To her surprise, there were other cars on the dirt road, three of them backed up and waiting where the drive ended at the
small parking lot. This was not unrelated to the fact that something seemed to be happening at the school. Cars were being
directed into a field and parking in an obedient line along the ground. Beyond the barn, an open-sided tent fluttered over
rows of folding chairs. Portia would have liked to turn around, but there was no way to do it until she reached the head of
the line, and when she did, she saw to her chagrin that John was stationed there, greeting the drivers. He looked entirely
shocked to see her, and she decided she had to say something first.

“I think I’ve come at a bad time,” said Portia. “I had no idea you had an event. I’m going to come back.”

“It’s our graduation,” he said, frowning.

“I’ll come back,” she said again.

“No, stay. If Jeremiah knew you were here, he’d want you to stay. I mean, if you can stay.”

There were two cars behind her now. She pulled her own out of the way and cut the ignition. When she got out, he was already
beside her.

“I don’t want to take you away from your post,” she said awkwardly.

“No, it’s all right. I have great faith that our guests will be able to figure out where to park. I’m amazed to see you, you
know.”

“Oh?” said Portia, as if this were not entirely clear.

“Well, I just thought, you know, that was that.”

“I’m sure you were angry,” Portia told him. “And entitled to be.”

“Yes, a little,” he admitted. “But mostly at myself. I mean, disappear on me once, shame on you. Disappear on me twice, shame
on me. I have no idea what’s going on with you. I guess I felt, if you wanted something from me, you know where I am.”

“I do know where you are.” She laughed and held up her hands. “As you see.”

He smiled, too. He was a little slow on the uptake, it seemed. He said: “I see.”

John looked at the car. It was jammed within an inch of its life.

“You always pack this light for a visit?”

“I’m moving to Hartland for a bit, to stay with my mother. Remember that baby she was talking about adopting? She was born
two months ago. She’s called Alice. I’m looking forward to meeting her.”

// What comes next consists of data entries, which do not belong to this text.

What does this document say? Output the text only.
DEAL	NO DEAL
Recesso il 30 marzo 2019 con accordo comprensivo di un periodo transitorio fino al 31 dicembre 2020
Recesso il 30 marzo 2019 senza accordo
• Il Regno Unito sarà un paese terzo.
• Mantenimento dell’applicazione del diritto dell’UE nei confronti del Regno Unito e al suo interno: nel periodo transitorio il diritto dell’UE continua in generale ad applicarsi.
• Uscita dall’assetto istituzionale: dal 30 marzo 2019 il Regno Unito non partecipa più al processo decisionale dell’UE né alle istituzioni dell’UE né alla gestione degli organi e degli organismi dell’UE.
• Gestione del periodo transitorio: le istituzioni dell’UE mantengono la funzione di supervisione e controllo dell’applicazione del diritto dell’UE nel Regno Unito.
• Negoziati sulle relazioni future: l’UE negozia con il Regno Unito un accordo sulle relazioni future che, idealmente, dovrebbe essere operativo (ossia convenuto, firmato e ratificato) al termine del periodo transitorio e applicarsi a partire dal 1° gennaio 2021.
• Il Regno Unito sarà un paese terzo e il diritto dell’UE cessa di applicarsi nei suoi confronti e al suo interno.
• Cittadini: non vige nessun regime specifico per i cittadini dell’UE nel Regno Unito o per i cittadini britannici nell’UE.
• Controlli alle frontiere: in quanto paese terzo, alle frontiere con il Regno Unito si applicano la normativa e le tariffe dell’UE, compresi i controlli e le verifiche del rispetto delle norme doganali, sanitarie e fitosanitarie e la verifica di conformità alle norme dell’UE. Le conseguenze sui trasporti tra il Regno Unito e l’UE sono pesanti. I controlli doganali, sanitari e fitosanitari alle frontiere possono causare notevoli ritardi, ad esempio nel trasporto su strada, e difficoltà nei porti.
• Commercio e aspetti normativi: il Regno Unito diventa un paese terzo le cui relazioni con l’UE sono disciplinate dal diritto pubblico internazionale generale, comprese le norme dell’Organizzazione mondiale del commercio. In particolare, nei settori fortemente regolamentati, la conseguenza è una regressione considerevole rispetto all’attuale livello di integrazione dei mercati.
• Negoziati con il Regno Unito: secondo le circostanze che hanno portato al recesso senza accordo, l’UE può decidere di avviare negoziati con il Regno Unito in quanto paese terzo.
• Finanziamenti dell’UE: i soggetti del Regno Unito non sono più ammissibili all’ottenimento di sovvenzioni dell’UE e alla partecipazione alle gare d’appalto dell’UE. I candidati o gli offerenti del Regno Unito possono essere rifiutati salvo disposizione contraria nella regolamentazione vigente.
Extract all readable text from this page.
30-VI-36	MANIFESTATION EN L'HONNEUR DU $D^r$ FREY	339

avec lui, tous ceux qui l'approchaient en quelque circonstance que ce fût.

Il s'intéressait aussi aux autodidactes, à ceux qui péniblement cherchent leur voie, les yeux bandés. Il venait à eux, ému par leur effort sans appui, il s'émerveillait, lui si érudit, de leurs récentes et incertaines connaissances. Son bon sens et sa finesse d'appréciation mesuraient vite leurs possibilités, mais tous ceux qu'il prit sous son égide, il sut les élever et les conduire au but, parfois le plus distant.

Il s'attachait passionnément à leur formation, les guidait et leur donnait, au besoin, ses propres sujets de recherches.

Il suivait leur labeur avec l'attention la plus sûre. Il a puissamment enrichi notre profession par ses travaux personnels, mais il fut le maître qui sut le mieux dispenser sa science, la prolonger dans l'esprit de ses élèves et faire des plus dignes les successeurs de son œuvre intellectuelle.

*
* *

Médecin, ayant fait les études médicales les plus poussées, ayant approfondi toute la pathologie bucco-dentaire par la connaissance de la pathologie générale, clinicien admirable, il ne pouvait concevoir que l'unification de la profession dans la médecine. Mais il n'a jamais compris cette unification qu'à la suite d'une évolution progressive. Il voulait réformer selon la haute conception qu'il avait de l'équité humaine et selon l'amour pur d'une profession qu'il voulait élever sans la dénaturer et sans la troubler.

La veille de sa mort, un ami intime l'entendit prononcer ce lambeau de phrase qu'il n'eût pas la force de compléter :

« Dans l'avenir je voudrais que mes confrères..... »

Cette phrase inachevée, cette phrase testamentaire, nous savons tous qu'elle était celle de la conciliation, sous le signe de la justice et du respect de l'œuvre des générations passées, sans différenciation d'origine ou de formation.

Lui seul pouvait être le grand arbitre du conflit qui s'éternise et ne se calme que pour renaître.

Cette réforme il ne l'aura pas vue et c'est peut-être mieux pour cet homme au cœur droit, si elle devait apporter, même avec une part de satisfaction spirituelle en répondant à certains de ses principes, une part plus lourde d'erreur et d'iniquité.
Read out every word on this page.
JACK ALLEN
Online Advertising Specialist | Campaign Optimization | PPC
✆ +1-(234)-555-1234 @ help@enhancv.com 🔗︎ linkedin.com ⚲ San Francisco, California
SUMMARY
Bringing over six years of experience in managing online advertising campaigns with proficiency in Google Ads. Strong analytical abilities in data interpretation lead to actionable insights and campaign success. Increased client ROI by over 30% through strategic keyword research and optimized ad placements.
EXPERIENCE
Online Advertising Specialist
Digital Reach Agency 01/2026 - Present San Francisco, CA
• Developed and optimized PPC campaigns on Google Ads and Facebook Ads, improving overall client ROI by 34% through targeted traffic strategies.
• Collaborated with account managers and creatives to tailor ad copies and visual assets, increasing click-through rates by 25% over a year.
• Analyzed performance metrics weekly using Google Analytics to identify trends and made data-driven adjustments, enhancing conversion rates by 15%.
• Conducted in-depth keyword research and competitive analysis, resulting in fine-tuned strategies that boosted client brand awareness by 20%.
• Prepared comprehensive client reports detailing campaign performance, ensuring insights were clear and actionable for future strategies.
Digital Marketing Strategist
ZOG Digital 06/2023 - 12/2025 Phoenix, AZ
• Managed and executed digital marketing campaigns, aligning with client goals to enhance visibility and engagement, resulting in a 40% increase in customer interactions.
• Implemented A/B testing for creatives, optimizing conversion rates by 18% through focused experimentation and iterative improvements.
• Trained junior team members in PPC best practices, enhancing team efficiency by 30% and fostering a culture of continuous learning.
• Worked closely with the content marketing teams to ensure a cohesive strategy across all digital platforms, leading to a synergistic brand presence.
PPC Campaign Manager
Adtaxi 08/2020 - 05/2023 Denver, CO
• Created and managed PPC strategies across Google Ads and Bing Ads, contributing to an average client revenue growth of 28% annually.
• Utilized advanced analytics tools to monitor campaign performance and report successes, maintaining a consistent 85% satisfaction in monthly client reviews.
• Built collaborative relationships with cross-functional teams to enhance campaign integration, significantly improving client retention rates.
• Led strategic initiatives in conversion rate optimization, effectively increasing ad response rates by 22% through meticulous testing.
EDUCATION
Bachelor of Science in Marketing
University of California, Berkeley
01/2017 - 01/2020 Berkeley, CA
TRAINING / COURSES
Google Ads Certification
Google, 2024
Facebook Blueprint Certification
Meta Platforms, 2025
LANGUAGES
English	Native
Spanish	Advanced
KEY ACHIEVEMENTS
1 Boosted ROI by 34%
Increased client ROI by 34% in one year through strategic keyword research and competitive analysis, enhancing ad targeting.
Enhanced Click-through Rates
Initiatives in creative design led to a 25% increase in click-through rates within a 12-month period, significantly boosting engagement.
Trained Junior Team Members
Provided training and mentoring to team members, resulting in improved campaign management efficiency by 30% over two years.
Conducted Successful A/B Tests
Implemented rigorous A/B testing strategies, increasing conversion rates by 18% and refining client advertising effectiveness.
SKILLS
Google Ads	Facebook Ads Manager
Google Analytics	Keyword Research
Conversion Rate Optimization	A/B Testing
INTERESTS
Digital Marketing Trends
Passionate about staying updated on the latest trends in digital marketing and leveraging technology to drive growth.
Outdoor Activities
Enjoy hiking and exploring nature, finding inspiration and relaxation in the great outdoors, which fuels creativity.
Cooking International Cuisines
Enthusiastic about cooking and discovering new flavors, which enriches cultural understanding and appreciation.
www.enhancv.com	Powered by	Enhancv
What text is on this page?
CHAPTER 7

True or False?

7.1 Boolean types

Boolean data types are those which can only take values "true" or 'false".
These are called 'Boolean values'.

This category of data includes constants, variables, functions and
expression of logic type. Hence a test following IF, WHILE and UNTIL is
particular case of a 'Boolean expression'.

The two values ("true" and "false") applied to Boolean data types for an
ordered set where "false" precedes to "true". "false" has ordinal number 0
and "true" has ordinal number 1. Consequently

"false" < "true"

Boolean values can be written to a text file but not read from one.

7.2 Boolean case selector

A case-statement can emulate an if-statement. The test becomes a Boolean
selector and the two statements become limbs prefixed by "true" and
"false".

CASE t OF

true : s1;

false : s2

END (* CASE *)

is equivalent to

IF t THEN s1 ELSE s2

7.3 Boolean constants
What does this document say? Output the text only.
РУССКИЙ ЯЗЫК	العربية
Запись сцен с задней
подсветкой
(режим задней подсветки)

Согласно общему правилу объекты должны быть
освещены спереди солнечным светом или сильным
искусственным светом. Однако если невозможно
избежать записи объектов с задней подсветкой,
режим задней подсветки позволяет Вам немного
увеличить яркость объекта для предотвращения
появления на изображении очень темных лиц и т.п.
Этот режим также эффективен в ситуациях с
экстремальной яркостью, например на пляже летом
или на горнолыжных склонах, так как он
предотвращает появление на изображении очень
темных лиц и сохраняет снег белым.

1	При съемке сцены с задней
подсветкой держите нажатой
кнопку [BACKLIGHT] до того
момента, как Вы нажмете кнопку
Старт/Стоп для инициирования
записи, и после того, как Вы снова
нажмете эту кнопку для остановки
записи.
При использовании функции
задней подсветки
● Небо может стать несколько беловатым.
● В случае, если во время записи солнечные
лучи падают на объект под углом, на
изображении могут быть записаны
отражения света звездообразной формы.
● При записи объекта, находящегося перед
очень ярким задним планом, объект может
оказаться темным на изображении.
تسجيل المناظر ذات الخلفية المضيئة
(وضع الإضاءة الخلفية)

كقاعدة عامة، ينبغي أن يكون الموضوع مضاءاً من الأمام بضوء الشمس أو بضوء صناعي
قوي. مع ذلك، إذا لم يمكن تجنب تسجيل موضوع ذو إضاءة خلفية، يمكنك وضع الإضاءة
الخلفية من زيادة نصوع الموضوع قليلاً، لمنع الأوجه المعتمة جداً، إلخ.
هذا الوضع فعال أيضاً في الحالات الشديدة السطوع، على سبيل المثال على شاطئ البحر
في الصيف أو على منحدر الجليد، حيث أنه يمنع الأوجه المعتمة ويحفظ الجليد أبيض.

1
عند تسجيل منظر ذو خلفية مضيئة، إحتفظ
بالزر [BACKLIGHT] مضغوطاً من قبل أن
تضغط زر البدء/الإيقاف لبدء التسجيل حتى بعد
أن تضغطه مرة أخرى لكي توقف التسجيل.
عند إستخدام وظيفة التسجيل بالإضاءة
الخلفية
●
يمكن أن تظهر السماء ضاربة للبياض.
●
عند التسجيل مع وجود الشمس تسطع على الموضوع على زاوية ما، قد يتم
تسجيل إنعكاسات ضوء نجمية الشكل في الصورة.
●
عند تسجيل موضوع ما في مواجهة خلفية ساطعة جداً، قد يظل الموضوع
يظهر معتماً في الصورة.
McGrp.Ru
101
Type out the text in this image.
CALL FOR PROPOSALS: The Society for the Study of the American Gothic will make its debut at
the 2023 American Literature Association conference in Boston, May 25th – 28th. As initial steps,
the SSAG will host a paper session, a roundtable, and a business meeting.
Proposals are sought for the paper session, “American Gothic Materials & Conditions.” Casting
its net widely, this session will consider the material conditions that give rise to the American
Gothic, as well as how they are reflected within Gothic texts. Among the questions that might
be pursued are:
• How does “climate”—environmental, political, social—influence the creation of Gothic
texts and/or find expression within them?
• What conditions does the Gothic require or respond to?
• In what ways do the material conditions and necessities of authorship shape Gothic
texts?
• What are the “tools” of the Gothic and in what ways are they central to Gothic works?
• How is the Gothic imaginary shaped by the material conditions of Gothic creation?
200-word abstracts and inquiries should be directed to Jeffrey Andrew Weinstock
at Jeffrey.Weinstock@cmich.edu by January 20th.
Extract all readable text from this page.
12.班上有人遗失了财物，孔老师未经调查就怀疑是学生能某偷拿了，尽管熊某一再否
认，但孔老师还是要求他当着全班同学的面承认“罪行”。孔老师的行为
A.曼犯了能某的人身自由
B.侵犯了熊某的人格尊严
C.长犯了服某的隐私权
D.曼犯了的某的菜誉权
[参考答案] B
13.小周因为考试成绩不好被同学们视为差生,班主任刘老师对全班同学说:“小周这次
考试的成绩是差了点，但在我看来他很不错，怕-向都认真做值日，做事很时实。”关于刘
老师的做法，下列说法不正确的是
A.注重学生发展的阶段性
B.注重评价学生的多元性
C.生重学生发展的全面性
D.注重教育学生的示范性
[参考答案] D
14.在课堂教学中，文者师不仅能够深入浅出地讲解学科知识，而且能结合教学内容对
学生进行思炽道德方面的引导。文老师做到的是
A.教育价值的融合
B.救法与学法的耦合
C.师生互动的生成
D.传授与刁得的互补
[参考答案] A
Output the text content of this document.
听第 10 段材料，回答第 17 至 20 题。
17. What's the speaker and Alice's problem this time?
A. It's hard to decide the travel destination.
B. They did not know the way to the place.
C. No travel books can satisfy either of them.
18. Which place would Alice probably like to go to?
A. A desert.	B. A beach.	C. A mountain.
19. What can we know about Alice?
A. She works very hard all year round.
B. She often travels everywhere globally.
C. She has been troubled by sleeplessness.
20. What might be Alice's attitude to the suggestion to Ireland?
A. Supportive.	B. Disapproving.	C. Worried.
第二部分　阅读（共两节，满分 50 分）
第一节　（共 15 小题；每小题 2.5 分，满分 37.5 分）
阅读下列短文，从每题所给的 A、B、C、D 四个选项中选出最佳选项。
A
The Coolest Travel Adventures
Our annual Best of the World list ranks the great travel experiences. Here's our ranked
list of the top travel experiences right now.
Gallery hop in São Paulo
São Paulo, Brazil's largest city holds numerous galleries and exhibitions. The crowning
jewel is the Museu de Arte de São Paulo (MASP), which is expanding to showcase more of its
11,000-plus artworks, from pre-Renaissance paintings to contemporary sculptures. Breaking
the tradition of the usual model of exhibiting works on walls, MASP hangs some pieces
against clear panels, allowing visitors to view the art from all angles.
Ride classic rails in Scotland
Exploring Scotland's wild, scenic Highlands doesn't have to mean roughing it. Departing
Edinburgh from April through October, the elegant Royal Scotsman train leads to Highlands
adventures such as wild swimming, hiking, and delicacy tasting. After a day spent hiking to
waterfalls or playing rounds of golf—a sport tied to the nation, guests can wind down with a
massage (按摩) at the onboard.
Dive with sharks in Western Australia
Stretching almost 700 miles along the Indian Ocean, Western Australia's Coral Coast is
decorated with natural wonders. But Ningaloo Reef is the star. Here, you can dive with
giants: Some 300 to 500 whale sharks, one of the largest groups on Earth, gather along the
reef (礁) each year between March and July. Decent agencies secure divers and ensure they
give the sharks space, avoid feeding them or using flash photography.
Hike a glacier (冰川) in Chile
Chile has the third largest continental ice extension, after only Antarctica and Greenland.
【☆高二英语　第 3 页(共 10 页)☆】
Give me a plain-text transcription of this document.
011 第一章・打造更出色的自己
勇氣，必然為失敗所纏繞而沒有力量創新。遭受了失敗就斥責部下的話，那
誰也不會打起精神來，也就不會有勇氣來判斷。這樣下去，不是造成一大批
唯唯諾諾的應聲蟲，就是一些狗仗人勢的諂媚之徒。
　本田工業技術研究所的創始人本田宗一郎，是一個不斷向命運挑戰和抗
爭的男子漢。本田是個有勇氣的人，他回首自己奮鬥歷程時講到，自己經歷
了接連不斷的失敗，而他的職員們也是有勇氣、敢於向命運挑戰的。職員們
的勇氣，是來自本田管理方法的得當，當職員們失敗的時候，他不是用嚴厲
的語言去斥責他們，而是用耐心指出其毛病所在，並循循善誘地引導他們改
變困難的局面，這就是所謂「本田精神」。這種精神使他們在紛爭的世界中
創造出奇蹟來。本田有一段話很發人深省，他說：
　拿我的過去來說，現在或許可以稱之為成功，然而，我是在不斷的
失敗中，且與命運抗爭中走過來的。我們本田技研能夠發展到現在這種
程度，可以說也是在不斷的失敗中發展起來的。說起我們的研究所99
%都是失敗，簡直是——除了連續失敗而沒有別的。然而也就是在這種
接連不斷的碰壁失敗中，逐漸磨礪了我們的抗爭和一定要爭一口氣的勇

“How long is ‘a bit’” asked John. “Like, the summer?”

“Like, indefinitely. I’ve left Princeton.”

He looked at her intently. “The university? Or the town?”

“Both. Don’t look so surprised.” She couldn’t help laughing. “It’s not the end of the world. I needed a little shaking up,
that’s all.”

“But… what are you going to do? Will you work at Dartmouth?”

“No. I don’t think so.”

“Well,” John said, considering, “you could always write a book. Doesn’t everyone who leaves Ivy League admissions write a

how to get into college
’ book?”

She laughed. “I guess. But does the world really need another one?”

“You could help us,” he said, suddenly very serious. “We have twelve kids who are going to be seniors in…” He checked his
watch. “About an hour and ten minutes. We have no idea what we’re doing. They could use a little guidance.”

Cars were rolling past them, Volvos and hybrids, some of them gently rusting, their backseats full of kids and coolers. They
reminded Portia of the families she had grown up with: women alone with Asian daughters, women in pairs, an “It’s a Small
World After All” of ethnicities. In the field beside the great barn, kids were running and screaming. The chairs in the open
tent were in neat rows, but no one was sitting down yet. In and around the barn, students and adults and children were everywhere,
drinking cider and setting up picnic tables, playing volleyball over a sagging net. She saw Deborah, talking intently with
a couple of parents, gesturing so hard with her glass of cider that it sloshed dangerously around the rim. Then she noticed
that Jeremiah was one of the volleyball players, leaping and slapping next to Nelson, who had—as Jeremiah did not—the grace
of a natural athlete. They high-fived each other after every spike.

Portia could feel the late afternoon sun, dry and hot. She tipped up her face and closed her eyes and smiled. She was letting
herself consider what John had said. She was letting herself consider a few things, actually.

“Why don’t you stay?” he asked her. “Come to graduation. Stay for dinner. We have a potluck. We have a band coming later.
You can see Jeremiah. I know he wants to thank you for what you did.”

Portia looked at him, newly alert. “What do you mean?” she said, barely audibly.